How does the Medicaid lookback period work in New York?

by | Nov 23, 2021 | Elder Law, Long-Term Care Planning |

Medicaid is a government insurance program that helps those unable to afford necessary medical care. Strict limitations on who can qualify for Medicaid help limit the overall costs for this important medical safety net. Limiting who can qualify for benefits and also pursuing repayment for benefits can help manage the cost of providing financial support for those unable to pay for their own health care.

Every applicant is subject to state scrutiny when they need benefits. When the state reviews a Medicaid benefit application, they don’t just look at the individual’s current bank account balance and income. They also go over that individual’s financial records to look for recent transfers.

Gifts to your loved ones or transfers into a trust could potentially trigger a penalty that affects the benefits you receive. How does this lookback period work in New York?

The state has delayed the implementation of the lookback period 

Lawmakers in New York made changes to Medicaid rules that specifically apply to those seeking long-term, community-based care coverage. However, federal rules about Medicaid restrictions have forced the state to delay the rollout of the lookback period rules.
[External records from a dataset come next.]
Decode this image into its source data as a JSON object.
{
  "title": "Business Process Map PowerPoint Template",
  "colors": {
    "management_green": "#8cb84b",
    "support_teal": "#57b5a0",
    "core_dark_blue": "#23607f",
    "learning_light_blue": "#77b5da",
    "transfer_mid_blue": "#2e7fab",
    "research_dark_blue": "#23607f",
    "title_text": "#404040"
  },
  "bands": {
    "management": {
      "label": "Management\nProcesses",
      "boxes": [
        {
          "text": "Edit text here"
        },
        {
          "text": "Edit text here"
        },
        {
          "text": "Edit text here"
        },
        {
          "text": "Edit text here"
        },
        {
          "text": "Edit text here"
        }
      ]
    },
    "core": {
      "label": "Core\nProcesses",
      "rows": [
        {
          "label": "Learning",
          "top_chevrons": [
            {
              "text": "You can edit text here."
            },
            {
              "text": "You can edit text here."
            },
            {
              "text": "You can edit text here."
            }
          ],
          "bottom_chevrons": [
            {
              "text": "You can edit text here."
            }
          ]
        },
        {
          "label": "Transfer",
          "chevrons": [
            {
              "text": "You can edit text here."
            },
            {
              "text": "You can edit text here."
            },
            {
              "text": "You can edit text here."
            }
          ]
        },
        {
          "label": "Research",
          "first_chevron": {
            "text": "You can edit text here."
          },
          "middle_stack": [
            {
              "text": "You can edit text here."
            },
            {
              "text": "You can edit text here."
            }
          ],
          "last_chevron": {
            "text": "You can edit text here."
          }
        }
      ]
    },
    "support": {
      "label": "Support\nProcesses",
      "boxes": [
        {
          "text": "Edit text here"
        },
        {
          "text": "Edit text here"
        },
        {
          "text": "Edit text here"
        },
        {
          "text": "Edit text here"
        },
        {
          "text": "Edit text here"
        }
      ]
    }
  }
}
The plan has always been to start with a smaller lookback period and then increase it a little at a time. Eventually, the lookback period in New York will go back 30 months, although it will likely only be 18 months when the state first adopts this policy. Currently, it looks like this rule will start to take effect beginning on April 1, 2022, although the state has already pushed that date back before. It is possible that it may be July 1, 2022, or later before the rule actually takes effect. 

What happens if you have a transfer during the lookback period?

Any major gifts or transfers in the months before you apply could affect your right to coverage. If the state identifies an inappropriate transfer in the months leading up to someone’s Medicaid application, that transfer will likely trigger a penalty.

Planning ahead by making transfers and setting up a trust multiple years before you need to apply for benefits can help you avoid that penalty. Learning more about the Medicaid planning process can help you protect yourself as you get older.